Maxfield was now chosen preacher by a society in Snow's Fields, moving two or three years later to Ropemakers' Alley, Moorfields. There he had a large congregation. He finally set up in Princes Street, Moorfields, where he preached till about 1767. From the time of his secession Maxfield was hostile to Wesley. In February 1770 he met Wesley once more at the Countess of Huntingdon's house in Portland Row, where he preached against the doctrine of Christian perfection, which he had formerly upheld. Two years later he professed to desire a reunion. Wesley saw him, but confidence was not restored.

In 1778 Maxfield published a pamphlet charging the Wesleys with turning the hearts of the people from George Whitefield during his absence in America, and John Wesley replied with A Letter to the Rev. Thomas Maxfield, occasioned by a late Publication. In 1779 there was more talk of reunion, but Charles Wesley insisted that an acknowledgment of fault on Maxfield's side was needed. Wesley expressed personal affection for him, but nothing came of the negotiations. Wesley did visit Maxfield in his last illness, and preached in his chapel.

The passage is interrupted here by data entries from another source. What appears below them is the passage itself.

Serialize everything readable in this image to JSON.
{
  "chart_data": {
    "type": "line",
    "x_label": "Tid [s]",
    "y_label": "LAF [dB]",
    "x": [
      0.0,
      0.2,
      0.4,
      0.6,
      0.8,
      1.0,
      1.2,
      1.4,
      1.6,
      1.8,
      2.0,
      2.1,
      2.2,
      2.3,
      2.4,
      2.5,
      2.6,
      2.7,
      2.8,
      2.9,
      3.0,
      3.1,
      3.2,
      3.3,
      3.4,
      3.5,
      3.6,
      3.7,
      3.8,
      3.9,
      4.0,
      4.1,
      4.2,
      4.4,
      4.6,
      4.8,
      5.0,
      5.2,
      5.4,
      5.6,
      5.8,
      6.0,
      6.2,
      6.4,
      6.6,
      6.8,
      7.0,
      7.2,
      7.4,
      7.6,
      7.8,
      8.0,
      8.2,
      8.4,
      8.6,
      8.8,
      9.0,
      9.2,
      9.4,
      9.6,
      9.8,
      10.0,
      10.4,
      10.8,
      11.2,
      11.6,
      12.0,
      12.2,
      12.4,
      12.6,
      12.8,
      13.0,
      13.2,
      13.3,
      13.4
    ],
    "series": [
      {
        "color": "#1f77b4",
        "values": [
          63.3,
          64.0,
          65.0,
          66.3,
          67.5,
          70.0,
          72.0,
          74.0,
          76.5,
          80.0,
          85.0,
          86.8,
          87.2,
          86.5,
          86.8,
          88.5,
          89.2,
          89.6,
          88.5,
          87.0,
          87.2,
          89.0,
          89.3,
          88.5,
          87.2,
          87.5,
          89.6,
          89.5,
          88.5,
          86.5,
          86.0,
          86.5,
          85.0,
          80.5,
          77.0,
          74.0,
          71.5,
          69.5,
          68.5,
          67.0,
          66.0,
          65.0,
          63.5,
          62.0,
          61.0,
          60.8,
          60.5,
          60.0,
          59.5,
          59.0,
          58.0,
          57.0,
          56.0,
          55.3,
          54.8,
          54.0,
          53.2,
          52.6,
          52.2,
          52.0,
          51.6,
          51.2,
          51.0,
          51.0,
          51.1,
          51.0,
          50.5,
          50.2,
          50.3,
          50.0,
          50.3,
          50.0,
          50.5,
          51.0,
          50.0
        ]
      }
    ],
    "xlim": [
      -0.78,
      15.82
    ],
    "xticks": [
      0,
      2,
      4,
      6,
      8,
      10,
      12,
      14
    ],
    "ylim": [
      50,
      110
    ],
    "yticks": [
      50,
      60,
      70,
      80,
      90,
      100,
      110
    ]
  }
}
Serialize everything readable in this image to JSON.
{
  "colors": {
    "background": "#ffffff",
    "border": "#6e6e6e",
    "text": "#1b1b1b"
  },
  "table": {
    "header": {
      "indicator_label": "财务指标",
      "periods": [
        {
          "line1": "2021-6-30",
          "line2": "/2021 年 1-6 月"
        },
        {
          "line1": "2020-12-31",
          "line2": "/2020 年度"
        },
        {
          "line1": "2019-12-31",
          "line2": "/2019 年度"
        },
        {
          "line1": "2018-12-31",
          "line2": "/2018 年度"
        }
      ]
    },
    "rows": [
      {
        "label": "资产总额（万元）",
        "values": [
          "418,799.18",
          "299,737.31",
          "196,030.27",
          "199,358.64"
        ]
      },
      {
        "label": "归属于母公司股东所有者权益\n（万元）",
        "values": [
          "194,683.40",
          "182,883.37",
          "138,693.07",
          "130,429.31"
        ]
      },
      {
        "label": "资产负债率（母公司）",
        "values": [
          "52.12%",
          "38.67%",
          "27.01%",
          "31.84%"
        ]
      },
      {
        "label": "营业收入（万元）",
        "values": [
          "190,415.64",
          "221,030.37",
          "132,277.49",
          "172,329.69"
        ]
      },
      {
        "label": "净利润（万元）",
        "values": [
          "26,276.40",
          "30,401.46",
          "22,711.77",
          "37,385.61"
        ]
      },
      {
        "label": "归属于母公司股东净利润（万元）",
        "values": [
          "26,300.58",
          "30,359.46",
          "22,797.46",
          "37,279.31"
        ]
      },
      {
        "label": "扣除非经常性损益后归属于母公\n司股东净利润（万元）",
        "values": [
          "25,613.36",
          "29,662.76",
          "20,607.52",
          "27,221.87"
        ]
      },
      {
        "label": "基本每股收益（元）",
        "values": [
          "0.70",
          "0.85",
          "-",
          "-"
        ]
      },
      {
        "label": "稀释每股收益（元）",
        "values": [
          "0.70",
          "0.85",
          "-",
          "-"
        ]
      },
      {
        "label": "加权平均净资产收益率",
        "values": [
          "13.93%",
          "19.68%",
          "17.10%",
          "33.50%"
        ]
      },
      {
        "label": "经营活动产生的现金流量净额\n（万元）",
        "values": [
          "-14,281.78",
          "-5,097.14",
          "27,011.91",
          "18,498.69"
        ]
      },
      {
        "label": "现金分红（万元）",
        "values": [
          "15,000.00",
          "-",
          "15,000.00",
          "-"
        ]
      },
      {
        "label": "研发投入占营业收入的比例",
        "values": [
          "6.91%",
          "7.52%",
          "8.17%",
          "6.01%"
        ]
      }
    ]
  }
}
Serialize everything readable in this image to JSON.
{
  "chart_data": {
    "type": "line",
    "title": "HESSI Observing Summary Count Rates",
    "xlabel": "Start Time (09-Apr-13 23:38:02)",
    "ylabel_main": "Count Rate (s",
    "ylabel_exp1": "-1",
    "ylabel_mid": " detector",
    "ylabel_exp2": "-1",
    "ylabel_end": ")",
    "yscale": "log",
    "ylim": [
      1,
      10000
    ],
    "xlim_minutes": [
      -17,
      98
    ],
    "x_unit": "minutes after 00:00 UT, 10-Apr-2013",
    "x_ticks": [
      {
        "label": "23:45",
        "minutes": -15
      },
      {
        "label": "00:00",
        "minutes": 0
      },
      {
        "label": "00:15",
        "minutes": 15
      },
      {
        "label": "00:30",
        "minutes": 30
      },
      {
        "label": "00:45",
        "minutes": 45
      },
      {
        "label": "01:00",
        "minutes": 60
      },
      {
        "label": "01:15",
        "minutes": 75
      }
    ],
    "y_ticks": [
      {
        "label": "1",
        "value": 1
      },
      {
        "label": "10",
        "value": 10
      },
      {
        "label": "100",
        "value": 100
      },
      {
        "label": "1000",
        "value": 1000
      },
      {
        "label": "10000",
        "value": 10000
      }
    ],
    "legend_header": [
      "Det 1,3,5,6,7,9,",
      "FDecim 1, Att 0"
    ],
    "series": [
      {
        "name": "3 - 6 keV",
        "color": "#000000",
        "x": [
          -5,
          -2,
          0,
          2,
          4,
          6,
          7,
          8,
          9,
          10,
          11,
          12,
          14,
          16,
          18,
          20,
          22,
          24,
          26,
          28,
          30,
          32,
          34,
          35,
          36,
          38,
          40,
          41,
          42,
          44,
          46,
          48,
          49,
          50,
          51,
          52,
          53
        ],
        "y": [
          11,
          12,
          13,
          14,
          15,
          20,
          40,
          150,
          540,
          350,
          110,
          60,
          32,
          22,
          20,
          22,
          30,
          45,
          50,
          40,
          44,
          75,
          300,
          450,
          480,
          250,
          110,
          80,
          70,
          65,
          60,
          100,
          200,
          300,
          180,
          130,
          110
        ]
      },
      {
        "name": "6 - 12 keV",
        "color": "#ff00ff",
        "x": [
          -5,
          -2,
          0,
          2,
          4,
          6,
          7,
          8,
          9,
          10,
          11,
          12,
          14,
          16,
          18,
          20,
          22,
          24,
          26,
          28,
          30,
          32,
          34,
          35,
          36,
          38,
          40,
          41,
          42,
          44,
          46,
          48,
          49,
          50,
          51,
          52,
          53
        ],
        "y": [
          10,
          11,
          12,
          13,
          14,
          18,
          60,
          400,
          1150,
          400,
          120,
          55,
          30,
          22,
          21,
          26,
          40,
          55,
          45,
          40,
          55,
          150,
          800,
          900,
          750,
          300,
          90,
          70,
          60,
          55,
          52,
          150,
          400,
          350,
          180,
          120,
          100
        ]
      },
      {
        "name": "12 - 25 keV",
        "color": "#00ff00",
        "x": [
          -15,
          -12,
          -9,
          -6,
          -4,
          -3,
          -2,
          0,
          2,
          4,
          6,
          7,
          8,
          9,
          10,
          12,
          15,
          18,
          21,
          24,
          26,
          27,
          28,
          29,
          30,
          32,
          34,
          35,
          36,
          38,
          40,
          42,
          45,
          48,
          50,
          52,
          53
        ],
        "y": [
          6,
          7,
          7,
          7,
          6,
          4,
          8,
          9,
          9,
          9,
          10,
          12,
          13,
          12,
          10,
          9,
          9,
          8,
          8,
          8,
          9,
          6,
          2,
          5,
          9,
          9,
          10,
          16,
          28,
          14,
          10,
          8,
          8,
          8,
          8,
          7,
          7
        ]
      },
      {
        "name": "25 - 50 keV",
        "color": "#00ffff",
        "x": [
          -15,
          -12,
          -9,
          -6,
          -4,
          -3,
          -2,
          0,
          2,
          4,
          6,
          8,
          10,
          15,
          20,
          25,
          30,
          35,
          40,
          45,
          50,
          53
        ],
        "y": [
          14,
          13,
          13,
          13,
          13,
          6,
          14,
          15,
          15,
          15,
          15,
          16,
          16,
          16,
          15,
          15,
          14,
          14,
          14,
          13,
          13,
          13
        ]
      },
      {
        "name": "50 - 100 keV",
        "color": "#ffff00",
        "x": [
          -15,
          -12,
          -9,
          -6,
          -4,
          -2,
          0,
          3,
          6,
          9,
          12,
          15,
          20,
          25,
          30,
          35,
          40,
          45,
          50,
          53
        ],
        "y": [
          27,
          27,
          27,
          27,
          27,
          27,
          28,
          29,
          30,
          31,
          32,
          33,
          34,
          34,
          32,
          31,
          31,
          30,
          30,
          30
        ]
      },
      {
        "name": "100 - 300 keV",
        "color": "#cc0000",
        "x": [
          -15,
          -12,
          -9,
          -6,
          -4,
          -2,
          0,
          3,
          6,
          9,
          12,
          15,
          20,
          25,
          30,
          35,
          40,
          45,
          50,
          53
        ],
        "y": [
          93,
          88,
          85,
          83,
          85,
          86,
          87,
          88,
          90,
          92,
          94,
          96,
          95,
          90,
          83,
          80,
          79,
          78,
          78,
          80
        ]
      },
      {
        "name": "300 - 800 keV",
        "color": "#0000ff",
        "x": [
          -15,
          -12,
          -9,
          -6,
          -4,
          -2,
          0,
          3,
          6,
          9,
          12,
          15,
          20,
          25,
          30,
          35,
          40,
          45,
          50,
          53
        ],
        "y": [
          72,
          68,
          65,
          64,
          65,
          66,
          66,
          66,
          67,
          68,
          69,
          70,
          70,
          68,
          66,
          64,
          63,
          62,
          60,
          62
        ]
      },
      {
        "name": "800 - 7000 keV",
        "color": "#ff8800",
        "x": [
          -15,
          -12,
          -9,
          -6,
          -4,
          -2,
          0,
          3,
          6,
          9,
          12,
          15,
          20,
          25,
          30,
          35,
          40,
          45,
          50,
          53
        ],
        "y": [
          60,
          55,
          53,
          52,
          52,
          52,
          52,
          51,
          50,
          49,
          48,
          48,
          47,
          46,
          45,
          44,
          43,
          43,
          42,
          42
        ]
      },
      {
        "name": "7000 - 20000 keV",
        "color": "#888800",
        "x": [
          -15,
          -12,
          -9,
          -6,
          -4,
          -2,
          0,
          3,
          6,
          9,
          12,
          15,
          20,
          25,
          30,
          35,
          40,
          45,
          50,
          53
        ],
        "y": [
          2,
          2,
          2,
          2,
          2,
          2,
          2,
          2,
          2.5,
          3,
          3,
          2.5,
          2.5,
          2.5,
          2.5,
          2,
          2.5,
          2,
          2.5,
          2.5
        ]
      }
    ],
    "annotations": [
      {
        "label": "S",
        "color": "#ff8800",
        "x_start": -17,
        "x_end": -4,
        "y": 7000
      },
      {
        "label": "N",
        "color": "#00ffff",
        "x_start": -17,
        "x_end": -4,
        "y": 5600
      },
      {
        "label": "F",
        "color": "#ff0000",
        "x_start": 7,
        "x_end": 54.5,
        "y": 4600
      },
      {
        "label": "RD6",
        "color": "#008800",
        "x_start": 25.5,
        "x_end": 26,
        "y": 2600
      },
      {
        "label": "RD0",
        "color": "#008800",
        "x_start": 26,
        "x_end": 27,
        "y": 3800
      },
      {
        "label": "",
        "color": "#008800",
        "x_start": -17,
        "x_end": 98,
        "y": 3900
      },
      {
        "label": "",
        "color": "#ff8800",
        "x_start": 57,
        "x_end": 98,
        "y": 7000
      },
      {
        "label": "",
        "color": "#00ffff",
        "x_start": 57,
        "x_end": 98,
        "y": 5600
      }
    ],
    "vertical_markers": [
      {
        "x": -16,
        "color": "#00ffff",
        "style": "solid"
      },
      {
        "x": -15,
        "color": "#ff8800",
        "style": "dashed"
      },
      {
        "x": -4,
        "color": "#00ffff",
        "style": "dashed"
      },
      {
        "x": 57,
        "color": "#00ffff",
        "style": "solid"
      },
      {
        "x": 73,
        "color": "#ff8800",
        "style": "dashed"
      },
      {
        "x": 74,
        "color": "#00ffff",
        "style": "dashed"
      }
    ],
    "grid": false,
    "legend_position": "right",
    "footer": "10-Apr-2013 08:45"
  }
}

Maxfield died at his house in Moorfields on 18 March 1784.

==Works==
Maxfield published:

- A Short Account of Mr. Murgetroyd during the Last Month of his Life, Bath, 1771.
- A Short Account of the Particular Circumstances of the Life and Death of William Davies, who was Executed 11 Dec. 1776, with his Speech at Tyburn, London, 1776.
- A Short Account of God's Dealings with Mrs. Elizabeth Maxfield (his wife), 1778. This contains three letters to her from George Whitefield, dated 16 January 1738, 16 November 1738 (from Kilrush), and 3 November 1739 (Philadelphia).
- A Short Account of the Circumstances that Happened the Last Seven Days before the Death of T. Sherwood, 1778.

Also A Collection of Psalms and Hymns extracted from various Authors, 1778; and a sermon, Christ the Great Gift of God and the Nature of Faith in Him, 1769.

==Family==
Maxfield married Elizabeth Branford, a lady of means, who was one of Whitefield's earliest followers. She died on 23 November 1777, and left a family.